Pelican Sports & Rehab is a small clinic with a big idea. About half the business focuses on traditional physical therapy; the other half is geared toward golfers.
Mike Willet, president and co-owner, was a physical therapist at an outpatient facility in Port Charlotte when he first heard about a program called Body Balance for Performance: golf fitness supervised by a licensed physical therapist. The Fort Myers native attended a seminar to learn more, bought the territorial rights to the Body Balance franchise from Marco Island to Fort Myers, and then set up shop seven years ago in a small strip of offices on U.S. 41 in Naples.
Is it a challenge getting clients to come to your clinic instead of a larger one affiliated with a hospital or doctor they know or trust?
I used to work at bigger facilities, and one of the reasons I wanted to leave was because I couldn’t give the kind of care I wanted to. I was seeing sometimes 25, 30 patients in a day. Here you’ll have one therapist, and there you don’t know what you’re getting. We get a lot of our business from word of mouth from [clients] and golf pros.
You got your physical therapy certification from the Netherlands. How did you end up there?

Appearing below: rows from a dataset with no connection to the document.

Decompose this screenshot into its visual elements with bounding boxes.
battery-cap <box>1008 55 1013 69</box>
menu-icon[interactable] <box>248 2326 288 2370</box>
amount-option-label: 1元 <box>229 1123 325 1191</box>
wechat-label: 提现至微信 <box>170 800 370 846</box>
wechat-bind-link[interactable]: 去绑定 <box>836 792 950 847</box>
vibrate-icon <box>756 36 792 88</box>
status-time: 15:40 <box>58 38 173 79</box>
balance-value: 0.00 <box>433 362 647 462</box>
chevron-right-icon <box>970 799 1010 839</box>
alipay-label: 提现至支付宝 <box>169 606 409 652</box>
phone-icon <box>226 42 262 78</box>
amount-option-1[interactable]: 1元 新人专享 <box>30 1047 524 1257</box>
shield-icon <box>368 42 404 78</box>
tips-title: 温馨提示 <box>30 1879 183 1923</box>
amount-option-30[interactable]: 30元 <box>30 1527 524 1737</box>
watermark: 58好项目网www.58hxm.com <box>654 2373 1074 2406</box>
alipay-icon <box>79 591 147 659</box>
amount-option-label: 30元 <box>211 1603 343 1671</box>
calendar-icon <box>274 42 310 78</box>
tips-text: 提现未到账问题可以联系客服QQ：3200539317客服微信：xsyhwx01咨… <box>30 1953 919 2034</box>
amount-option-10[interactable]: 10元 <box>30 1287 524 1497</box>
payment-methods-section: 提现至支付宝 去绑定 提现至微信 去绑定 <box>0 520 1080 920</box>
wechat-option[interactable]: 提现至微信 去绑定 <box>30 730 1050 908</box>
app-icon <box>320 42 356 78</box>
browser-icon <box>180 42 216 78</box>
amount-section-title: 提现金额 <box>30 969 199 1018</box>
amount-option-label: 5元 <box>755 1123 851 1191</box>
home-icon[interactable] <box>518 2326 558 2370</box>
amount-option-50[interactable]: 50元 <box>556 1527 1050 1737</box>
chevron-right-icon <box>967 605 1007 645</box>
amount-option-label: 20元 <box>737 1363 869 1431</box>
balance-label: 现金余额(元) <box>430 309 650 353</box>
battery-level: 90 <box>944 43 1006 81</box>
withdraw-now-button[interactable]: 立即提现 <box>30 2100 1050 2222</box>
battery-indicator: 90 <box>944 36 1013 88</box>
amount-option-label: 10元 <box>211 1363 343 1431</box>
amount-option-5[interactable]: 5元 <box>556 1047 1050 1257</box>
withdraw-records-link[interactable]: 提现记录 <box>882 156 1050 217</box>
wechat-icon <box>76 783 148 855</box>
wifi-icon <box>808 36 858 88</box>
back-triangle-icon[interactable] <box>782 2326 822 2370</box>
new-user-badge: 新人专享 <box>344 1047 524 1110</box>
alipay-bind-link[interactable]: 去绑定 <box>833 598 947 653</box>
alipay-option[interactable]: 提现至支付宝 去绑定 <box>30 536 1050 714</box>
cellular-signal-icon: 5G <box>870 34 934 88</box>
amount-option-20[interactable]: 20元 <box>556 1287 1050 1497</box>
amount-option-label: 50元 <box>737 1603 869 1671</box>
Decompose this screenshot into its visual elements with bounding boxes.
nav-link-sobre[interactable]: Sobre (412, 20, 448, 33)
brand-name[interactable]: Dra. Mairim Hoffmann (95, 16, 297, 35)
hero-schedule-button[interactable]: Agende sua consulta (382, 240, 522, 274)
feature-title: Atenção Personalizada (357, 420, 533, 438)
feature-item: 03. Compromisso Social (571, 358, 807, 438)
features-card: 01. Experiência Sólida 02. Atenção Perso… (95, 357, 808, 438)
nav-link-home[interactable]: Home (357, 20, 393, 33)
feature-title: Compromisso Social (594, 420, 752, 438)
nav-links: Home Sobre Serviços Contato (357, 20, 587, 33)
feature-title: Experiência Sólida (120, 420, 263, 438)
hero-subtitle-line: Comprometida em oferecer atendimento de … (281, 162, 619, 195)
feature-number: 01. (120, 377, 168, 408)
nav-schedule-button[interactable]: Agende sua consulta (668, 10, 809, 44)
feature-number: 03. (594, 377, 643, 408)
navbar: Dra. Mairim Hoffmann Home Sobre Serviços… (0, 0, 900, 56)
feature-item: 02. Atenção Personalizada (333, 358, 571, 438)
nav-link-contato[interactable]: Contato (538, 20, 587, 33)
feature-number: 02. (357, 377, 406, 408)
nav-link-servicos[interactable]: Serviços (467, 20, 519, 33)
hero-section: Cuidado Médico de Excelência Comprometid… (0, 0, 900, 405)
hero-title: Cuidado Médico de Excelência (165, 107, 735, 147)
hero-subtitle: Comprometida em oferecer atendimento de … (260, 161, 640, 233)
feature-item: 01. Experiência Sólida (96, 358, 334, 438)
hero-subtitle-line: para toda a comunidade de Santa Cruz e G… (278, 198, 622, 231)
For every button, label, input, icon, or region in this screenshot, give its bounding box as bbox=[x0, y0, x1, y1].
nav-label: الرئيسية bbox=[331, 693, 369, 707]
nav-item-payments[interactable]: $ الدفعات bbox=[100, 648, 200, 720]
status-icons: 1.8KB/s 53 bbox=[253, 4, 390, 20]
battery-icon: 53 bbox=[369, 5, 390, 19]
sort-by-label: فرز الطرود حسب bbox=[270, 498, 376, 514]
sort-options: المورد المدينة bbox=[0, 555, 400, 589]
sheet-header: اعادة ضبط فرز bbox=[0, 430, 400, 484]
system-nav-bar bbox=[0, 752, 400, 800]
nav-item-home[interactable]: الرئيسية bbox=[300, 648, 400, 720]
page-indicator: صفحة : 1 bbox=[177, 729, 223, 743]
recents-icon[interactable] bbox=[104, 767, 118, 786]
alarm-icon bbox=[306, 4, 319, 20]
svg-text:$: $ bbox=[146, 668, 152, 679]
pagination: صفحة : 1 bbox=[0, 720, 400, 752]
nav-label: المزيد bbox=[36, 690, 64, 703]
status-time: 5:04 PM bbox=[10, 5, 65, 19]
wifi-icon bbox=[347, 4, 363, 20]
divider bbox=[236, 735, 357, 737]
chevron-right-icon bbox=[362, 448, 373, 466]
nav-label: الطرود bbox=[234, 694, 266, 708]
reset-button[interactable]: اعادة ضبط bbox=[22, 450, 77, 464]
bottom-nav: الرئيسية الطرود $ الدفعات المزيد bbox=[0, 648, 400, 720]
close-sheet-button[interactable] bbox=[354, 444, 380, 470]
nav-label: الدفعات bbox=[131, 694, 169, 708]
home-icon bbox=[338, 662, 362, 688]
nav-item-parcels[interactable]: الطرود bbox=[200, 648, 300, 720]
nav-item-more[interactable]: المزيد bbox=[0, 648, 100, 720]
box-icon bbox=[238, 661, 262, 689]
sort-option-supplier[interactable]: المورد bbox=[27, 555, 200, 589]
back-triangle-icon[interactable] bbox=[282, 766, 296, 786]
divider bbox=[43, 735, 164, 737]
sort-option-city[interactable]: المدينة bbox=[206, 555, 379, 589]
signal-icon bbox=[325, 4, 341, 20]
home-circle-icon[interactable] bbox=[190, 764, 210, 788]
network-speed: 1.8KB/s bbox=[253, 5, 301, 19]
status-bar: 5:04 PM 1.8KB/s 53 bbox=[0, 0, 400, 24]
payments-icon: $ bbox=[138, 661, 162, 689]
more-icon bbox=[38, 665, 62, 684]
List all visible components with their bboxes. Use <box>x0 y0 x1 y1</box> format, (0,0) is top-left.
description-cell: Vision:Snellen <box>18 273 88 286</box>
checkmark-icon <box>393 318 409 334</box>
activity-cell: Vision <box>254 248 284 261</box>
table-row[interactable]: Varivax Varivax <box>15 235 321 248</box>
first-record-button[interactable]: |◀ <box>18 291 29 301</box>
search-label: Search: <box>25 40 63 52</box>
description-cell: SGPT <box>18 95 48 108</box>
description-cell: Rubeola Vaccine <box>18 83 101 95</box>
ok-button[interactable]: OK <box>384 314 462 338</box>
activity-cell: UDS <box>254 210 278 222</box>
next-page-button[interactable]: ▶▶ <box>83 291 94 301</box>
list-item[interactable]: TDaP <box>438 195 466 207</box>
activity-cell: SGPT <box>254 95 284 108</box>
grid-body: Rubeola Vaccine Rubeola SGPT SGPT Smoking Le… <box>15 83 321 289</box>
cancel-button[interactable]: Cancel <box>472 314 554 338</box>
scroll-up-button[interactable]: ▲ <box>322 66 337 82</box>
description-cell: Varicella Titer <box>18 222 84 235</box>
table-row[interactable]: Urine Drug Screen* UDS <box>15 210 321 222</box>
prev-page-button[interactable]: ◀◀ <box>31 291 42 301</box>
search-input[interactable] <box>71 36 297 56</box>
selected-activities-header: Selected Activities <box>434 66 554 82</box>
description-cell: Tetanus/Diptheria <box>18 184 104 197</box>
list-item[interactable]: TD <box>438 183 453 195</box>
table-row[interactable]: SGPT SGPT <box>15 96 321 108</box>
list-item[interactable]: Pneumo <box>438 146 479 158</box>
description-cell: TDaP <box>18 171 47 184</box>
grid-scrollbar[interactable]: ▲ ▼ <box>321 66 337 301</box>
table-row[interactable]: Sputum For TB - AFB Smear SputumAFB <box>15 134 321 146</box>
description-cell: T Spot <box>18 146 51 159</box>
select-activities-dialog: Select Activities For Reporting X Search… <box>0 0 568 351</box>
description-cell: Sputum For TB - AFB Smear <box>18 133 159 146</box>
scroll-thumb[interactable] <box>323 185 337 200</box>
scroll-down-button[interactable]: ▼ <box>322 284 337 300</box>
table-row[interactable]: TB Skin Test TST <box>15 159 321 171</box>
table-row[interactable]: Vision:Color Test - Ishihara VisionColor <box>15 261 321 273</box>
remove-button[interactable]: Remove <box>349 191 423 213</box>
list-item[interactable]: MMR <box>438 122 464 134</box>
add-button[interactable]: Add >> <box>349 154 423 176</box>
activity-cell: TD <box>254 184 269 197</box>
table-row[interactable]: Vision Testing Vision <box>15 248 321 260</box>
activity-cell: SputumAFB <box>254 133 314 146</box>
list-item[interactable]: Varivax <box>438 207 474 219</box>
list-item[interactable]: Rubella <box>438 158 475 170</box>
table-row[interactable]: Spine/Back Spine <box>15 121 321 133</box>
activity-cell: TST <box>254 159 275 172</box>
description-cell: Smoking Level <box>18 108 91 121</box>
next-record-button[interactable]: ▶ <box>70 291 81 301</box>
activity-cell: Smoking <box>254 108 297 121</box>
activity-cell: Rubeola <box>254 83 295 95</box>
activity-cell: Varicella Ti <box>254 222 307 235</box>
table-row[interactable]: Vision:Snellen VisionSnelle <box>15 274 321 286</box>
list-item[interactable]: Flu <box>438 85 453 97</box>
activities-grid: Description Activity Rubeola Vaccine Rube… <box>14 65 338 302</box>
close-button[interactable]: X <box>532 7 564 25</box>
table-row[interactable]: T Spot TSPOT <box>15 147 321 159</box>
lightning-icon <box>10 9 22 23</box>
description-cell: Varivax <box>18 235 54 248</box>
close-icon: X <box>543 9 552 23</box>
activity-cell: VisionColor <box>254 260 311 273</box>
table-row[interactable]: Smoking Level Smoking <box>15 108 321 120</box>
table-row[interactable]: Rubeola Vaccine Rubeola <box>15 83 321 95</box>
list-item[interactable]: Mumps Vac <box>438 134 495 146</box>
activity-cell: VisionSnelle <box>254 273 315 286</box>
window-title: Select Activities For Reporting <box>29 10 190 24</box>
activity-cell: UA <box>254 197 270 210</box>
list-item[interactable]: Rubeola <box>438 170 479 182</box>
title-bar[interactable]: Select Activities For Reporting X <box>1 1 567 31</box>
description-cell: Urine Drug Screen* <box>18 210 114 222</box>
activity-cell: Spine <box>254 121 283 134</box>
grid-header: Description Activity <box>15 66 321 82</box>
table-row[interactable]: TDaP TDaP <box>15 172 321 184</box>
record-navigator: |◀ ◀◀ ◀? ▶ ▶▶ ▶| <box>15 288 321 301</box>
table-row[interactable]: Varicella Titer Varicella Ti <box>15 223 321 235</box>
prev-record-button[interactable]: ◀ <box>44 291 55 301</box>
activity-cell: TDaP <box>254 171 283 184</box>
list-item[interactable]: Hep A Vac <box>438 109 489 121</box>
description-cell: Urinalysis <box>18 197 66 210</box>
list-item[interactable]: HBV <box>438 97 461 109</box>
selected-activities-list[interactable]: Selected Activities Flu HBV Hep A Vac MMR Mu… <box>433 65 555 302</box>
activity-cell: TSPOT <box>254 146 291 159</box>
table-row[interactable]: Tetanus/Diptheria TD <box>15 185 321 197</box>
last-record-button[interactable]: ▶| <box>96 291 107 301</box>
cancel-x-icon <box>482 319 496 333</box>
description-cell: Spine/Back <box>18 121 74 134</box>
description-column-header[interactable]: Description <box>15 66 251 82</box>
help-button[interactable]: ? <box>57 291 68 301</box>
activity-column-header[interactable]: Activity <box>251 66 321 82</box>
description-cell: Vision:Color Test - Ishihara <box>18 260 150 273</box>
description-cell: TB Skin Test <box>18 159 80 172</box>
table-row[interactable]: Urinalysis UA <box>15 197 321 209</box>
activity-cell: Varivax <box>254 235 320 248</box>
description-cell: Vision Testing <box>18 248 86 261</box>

I was doing undergrad school at Edison Community College and during that time I worked at Lee Memorial as a rehab tech. I was working toward physical therapy school. I found out about an international program in the Netherlands that would take a limited number of Americans. It was rated the top physical therapy school in that country at that time, and I thought it was a great opportunity to go overseas.
What do you do, physical therapy-wise, to help improve clients’ golf game?
The physical therapy and golf training are separate. If a golfer comes in looking to improve his swing and says he has back pain that interferes with the functioning of daily life, [like] picking up a toothbrush or getting in the car, forget golf; that person needs physical therapy. Golfer No. 2 comes in and says he has some lower-back pain but it’s not a problem and he’s had it for 20 years, then we can do physical therapy in conjunction with golf training. Golfer No. 3 is someone with no problems, the golfer who wants to be physically fit and improve their swing. We’ll put him right into the Body Balance program.
If Body Balance is just physical conditioning for golfers, how is that different from going to a golf-oriented personal trainer at a gym?
We have a medical background. We can identify [and help treat] issues that are muscular, connective tissue or joint-related. [With Body Balance] we have computers set up in the gym area. The first computer is video swing analysis. The second computer maps out the clients’ center of balance throughout their swing. The third computer uses 3D technology to see how much range of motion the golfer uses in their swing. Our clients can’t be Tiger Woods, but we want to develop a swing for our clients within their physical limitations that is optimally performing.